Three federal banking regulators are seeking public input on updated risk management guidance for financial institutions entering into business relationships with third parties.

The proposed guidance, issued Tuesday by the Federal Reserve Board, the Federal Deposit Insurance Corporation (FDIC), and the Office of the Comptroller of the Currency (OCC), is the first comprehensive advice from the regulators on handling third-party relationships since 2013. However, last year, the OCC issued a Q&A on banks’ relationships with third parties.

In crafting the guidance, federal regulators were cognizant it should apply to all sizes of banking institutions and be commiserate with the risks those third-party relationships pose to critical functions of the institution that enters into them.

The use of third parties by banking institutions has proliferated in recent years. Federal regulators acknowledge there are a variety of sound business reasons for the trend. Advantages include “quicker and more efficient access to new technologies, human capital, delivery channels, products, services, and markets.”

Third parties can “offer competitive and innovative financial products and services that otherwise would be difficult, cost-prohibitive, or time-consuming to develop in-house” and can be used to “enhance their operational and compliance infrastructure, including for areas such as fraud detection, anti-money laundering, and customer service.”

Financial institutions are using third parties to perform a variety of services, including “core bank processing, information technology services, accounting, compliance, human resources, and loan servicing,” the guidance said. “A banking organization may also establish third-party relationships to offer products and services to improve customers’ access to and the functionality of banking services, such as mobile payments, credit-scoring systems, and customer point-of-sale payments.”

But using third parties “does not remove the need for sound risk management. On the contrary, the use of third parties may present elevated risks to banking organizations and their customers.”

The guidance outlined all points in the life cycle of a relationship between a banking institution and a third party: developing a plan to identify risks of the activity with a third party, as well as how to assess, select, and oversee it; performing proper due diligence; negotiating written contracts that articulate the rights and responsibilities of all parties; having bank management oversee its risk management process and engage in independent reviews; conducting ongoing monitoring of the third party’s activities and performance; and developing contingency plans for terminating the relationship.
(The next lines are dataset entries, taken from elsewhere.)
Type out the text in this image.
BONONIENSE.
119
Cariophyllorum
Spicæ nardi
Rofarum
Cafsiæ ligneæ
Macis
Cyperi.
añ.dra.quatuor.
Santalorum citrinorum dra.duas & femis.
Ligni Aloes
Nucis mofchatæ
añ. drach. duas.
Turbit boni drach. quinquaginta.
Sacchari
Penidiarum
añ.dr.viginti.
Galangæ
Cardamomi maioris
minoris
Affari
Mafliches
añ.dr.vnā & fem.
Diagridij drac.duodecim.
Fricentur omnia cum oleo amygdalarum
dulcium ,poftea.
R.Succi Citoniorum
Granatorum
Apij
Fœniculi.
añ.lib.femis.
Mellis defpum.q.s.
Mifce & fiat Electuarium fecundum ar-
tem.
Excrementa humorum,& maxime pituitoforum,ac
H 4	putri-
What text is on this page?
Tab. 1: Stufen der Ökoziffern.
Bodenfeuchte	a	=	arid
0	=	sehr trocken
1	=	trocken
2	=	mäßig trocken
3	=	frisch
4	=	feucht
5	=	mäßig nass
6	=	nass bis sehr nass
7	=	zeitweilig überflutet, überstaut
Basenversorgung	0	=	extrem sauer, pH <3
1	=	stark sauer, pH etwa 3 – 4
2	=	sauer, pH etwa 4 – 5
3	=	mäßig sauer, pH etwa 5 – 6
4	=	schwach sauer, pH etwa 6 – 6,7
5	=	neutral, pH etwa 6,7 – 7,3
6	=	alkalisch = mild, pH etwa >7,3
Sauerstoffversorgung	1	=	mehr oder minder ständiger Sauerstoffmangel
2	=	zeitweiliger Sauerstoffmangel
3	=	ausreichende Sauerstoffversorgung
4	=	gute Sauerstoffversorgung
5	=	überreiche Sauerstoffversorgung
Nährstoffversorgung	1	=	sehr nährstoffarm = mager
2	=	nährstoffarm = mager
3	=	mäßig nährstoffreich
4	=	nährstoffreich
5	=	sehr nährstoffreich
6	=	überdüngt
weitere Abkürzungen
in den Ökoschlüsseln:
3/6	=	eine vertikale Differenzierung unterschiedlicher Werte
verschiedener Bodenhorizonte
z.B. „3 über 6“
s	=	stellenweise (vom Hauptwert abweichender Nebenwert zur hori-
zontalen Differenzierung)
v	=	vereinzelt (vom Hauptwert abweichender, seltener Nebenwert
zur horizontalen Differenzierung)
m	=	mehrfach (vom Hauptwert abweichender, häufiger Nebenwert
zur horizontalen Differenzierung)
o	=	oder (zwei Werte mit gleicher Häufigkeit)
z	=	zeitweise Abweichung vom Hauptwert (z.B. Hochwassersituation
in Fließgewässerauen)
A banking institution’s level of concern about a third-party relationship should be weighed against whether that relationship involves “critical activities” of the banking institution, the guidance said.

These critical activities could “cause a banking organization to face significant risk if the third party fails to meet expectations; could have significant customer impacts; require significant investment in resources to implement the third-party relationship and manage the risk; or could have a major impact on bank operations if the banking organization has to find an alternate third party or if the outsourced activity has to be brought in-house.”

The guidance suggests banking institutions may collaborate when they use the same third party, even using third-party assessment services on functions like “performing due diligence, negotiating contracts, and performing ongoing monitoring.” Even so, each individual banking institution is responsible for managing its own third-party-related risks.

Subcontractors, information security

There are two areas where the updated proposal noticeably expands on previous guidance from banking regulators:

  • On how to find, assess, and evaluate third-party subcontractors (i.e., fourth, fifth, and nth parties); and
  • On how to tighten access to a banking institution’s critical data.

Understanding the risk posed by subcontractors is a tricky business, because some third parties don’t disclose all the subcontractors they use. As part of a banking institution’s due diligence process, regulators recommend evaluating “whether additional risks may arise from the third party’s reliance on subcontractors and, as appropriate, conduct similar due diligence on the third party’s critical subcontractors, such as when additional risk may arise due to concentration-related risk, when the third party outsources significant activities, or when subcontracting poses other material risks.”

It is wise, the guidance suggested, for banking institutions to require third parties list all their subcontractors and provide copies of their contracts with them. “Evaluate the potential legal and financial implications to the banking organization of these contracts between the third party and its subcontractors or other parties,” the guidance said.

“Obtain information regarding legally binding arrangements with subcontractors or other parties to determine whether the third party has indemnified itself, as such arrangements may transfer risks to the banking organization,” the guidance continued.

Typically, a material or significant contract with a third party “prohibits assignment, transfer, or subcontracting by the third party of its obligations to another entity without the banking organization’s consent.”

On information security, a bank’s plan for protecting its critical data is only as good as the plan of its third parties. This area is one of expanding risk, where numerous institutions have experienced data breaches through a third party’s vulnerability.

Third parties should be assessed for whether they have “sufficient experience in identifying, assessing, and mitigating known and emerging threats and vulnerabilities” and “extent to which the third party uses controls to limit access to the banking organization’s data and transactions, such as multifactor authentication, end-to-end encryption, and secured source code management.” Lastly, there should be a clear notification plan in a contract with a third party if a breach occurs.

Comments must be received within 60 days of the proposed guidance’s publication in the Federal Register.